Carmen staccò la bocca dalla mia; il suo viso era così solare nella pioggia, così raggiante. Mi baciò la pelle dietro l’orecchio e poi tornò avanti, mentre già un desiderio delizioso e distruttivo serpeggiava nei meandri della mia mente e del mio corpo. La fermai e contemplai il suo corpo un po’ rotondetto, il suo seno tondo e morbido che sembrava quasi sorridermi. Affondai il viso in quel caldo e sicuro riparo, baciandola dolcemente. Lei intanto mi accarezzava la schiena, sensuale e delicata.

Non mi interessava ciò che stesse accadendo intorno a noi: c’eravamo solo io, lei e la pioggia.

Arrivata alla pancia le tolsi anche gli indumenti strappati che le coprivano la parte inferiore del suo bel corpo. Lei mi fece stendere a terra e sfilò anche i miei vestiti.

“Ti amo”, sussurrò piano al mio orecchio. E lì, nel fango, nacque il Paradiso.

“Ti amo anch’io”, mormorai con le lacrime agli occhi per la felicità. Quindi mi fece aprire le gambe e si concentrò sulla parte più sensibile di me…

Raggiunsi il culmine del piacere dopo pochissimo tempo: tutto, se fatto essendo consapevoli che è l’ultima volta, è più bello e vivido. Non cercai di fermare i gemiti come facevo di solito, non provai a controllare gli ansiti e l’espressione sognante che mi appariva sul viso ogni volta che facevamo l’amore. La pioggia avrebbe lavato tutto… o forse l’avrebbe sporcato ancora di più.

Volevo viverla fino alla fine, fino a quando la pioggia non fosse più caduta, fin quando il fuoco potesse essere estinto.

Finalmente attorno a noi avvertii il silenzio. Non voltai la testa, ma percepii gli occhi di tutti addosso a noi.

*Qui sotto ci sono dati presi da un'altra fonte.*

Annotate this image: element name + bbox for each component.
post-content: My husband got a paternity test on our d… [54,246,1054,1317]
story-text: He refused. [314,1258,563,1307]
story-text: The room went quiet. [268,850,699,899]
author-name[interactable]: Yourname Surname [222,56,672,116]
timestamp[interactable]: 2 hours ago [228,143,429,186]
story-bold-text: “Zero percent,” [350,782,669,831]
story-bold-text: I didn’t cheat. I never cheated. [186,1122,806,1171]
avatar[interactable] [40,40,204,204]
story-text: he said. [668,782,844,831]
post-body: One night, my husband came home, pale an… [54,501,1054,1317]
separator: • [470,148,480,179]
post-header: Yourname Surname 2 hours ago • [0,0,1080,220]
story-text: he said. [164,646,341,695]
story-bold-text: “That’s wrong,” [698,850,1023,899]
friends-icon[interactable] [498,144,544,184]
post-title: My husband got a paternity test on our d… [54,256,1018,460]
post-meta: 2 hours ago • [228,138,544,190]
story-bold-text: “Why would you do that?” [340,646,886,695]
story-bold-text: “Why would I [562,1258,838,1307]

Poi un grido, un anziano che urlava:

“Arrivano le SS!”.

Non pensavo sarebbero arrivati così presto. Probabilmente avevo fatto male i conti… niente senso di colpa, lo sapevo. Avrei dovuto immaginarlo. Il settimo giorno Dio avrebbe dovuto creare il pentimento.

Fu come un lampo, un tuono e uno sbattito d’ali: la confusione fu totale. Tutti corsero per raggiungere le proprie case, fredde, glaciali.

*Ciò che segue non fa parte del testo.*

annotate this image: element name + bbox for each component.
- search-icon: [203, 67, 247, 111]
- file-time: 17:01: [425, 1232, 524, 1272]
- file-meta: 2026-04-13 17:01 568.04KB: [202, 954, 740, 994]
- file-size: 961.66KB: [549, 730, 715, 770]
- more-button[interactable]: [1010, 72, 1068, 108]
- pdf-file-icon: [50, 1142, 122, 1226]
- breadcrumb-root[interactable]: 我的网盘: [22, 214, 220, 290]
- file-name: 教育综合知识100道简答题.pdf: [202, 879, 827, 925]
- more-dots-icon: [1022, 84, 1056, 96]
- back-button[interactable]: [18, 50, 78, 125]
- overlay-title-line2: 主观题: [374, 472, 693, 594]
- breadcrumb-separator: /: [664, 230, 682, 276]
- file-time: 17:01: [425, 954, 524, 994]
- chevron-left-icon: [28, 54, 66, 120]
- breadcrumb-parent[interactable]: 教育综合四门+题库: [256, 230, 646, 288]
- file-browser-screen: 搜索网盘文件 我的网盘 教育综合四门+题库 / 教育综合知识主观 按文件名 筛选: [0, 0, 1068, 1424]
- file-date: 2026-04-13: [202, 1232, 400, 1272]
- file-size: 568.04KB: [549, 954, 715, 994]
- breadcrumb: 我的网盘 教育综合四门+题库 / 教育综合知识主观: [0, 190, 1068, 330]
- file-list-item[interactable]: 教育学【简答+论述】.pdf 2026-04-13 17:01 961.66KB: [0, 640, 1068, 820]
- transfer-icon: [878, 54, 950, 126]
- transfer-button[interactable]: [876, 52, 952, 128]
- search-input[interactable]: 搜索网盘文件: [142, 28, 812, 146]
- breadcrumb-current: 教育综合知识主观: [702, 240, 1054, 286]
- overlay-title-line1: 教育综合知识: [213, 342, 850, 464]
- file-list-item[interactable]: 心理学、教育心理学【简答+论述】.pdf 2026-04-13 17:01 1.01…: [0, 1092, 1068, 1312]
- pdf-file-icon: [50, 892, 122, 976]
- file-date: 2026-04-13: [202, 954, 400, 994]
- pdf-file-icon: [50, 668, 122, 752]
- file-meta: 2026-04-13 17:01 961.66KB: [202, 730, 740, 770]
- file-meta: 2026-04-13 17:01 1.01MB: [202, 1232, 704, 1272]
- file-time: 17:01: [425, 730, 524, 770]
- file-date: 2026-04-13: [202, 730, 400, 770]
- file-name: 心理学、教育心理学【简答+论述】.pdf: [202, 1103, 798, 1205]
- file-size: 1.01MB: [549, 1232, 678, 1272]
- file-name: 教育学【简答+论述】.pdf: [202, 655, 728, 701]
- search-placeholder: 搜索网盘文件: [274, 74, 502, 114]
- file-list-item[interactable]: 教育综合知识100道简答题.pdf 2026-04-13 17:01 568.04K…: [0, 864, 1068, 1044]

Io e Carmen restammo nel fango.

“Quando morirò, voglio diventare fango”, bisbigliai mentre lei mi baciava la clavicola.

“E io voglio essere pioggia, così cadrò su di te dolcemente e quando ci sarò io ci sarai sempre tu. Farò l’amore con te per tutta l’eternità. Sarò pioggia sporca”.

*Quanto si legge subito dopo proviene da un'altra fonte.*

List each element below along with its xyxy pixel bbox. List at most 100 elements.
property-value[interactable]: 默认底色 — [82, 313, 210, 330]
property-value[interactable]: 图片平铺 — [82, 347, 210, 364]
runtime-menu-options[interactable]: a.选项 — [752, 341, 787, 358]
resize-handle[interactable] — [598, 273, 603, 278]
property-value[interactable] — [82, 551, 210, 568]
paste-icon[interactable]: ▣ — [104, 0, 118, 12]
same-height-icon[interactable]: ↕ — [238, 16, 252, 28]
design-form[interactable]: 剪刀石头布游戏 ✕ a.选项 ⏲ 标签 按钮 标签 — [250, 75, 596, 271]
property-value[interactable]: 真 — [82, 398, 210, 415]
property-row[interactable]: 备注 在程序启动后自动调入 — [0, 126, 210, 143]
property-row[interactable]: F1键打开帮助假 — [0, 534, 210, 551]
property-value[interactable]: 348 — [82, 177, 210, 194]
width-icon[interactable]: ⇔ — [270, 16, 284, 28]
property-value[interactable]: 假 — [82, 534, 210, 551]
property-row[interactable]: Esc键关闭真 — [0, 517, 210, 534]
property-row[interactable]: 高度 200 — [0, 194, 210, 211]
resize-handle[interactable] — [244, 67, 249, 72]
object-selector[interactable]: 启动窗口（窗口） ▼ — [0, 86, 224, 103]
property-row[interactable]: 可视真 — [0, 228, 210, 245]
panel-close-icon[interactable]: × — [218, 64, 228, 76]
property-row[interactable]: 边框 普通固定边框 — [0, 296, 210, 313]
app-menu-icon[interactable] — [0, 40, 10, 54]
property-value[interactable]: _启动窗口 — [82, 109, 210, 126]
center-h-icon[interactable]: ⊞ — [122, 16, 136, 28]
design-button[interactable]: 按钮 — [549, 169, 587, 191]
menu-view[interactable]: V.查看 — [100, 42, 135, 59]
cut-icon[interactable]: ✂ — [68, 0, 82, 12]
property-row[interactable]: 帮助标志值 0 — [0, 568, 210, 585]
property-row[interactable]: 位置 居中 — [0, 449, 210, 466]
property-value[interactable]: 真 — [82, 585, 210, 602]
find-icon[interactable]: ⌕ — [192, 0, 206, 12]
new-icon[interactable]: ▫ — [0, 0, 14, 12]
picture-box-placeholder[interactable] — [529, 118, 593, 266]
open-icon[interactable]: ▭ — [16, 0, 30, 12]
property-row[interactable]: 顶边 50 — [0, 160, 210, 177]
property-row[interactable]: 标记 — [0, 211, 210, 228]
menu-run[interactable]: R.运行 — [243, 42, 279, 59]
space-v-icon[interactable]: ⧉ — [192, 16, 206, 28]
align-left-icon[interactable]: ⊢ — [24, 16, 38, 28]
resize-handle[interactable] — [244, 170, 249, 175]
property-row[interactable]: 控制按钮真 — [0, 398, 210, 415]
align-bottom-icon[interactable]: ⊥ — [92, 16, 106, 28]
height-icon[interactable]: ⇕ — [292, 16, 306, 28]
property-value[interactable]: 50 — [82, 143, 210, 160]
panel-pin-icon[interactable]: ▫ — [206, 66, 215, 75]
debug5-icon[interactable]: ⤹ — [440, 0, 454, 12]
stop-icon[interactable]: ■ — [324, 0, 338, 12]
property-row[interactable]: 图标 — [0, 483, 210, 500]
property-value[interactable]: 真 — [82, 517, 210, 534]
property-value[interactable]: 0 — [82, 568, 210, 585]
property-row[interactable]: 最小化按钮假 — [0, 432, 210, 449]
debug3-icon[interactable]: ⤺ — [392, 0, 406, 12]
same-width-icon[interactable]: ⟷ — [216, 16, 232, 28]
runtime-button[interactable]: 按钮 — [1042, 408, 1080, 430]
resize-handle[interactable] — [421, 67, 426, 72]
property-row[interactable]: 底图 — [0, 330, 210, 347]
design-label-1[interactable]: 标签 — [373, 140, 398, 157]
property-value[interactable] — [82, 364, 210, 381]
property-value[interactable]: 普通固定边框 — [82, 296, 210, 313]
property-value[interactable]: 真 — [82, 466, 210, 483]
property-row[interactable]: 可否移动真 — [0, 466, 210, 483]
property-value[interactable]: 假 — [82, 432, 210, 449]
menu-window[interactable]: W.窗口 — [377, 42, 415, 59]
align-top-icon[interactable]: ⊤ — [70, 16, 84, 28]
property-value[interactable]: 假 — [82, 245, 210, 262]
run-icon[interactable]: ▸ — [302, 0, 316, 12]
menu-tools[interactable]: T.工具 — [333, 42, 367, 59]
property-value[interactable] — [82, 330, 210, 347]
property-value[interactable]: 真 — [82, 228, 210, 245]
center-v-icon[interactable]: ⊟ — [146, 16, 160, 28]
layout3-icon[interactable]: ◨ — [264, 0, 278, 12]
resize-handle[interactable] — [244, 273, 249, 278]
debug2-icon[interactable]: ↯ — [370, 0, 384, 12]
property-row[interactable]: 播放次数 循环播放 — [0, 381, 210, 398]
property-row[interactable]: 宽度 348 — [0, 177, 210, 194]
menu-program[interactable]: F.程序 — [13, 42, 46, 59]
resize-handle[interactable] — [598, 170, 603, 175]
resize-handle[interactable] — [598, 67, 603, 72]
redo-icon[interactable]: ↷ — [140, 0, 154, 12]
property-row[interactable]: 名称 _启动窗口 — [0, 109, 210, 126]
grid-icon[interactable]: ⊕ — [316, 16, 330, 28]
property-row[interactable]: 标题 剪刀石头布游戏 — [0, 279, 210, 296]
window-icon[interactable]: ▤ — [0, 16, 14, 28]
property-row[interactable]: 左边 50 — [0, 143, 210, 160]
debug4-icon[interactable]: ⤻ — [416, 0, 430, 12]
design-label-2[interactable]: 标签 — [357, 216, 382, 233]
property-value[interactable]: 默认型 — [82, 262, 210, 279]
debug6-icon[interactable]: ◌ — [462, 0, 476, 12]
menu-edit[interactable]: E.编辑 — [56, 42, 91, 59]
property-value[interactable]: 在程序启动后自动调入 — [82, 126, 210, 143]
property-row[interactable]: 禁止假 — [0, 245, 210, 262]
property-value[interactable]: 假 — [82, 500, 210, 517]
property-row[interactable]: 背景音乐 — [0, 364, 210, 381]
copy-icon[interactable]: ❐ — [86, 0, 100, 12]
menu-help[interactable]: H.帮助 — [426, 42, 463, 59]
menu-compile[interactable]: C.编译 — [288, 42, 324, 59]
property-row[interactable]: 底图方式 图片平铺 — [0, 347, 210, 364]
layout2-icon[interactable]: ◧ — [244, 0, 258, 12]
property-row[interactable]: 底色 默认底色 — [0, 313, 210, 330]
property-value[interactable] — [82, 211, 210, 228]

La mia pelle è carta bianca per il tuo racconto
scrivi tu la fine
io sono pronto
non voglio stare sulla soglia della nostra vita
guardare che è finita
nuvole che passano e scaricano pioggia come sassi
e ad ogni passo noi dimentichiamo i nostri passi
la strada che noi abbiamo fatto insieme
gettando sulla pietra il nostro seme
a ucciderci a ogni notte con rabbia
gocce di pioggia calde sulla sabbia
amore, amore mio
questa passione passata come fame ad un leone
dopo che ha divorato la sua preda e abbandonato le ossa agli avvoltoi
tu non ricordi ma eravamo noi
noi due abbracciati fermi nella pioggia
mentre tutti correvano al riparo
e il nostro amore è polvere da sparo
e il tuono è solo un battito di cuore
e il lampo illumina senza rumore
e la mia pelle è carta bianca per il tuo racconto
ma scrivi tu la fine
io sono pronto

(“Cade la pioggia”, Negramaro feat. Jovanotti)

Ciao lettore. Probabilmente penserai che è una storia ridicola.

Sono d’accordo.

Ma ciò non significa che questa storia non sia vera. Persino la vita è ridicola, non sei d’accordo?

Ma caro lettore, scrivi tu la fine, io sono pronta.

Per Faffy: quello che ho pensato non era esattamente così, dato che sull’agenda si esauriva in tre righi. Spero che la tua attesa sia valsa a qualcosa, ti voglio bene.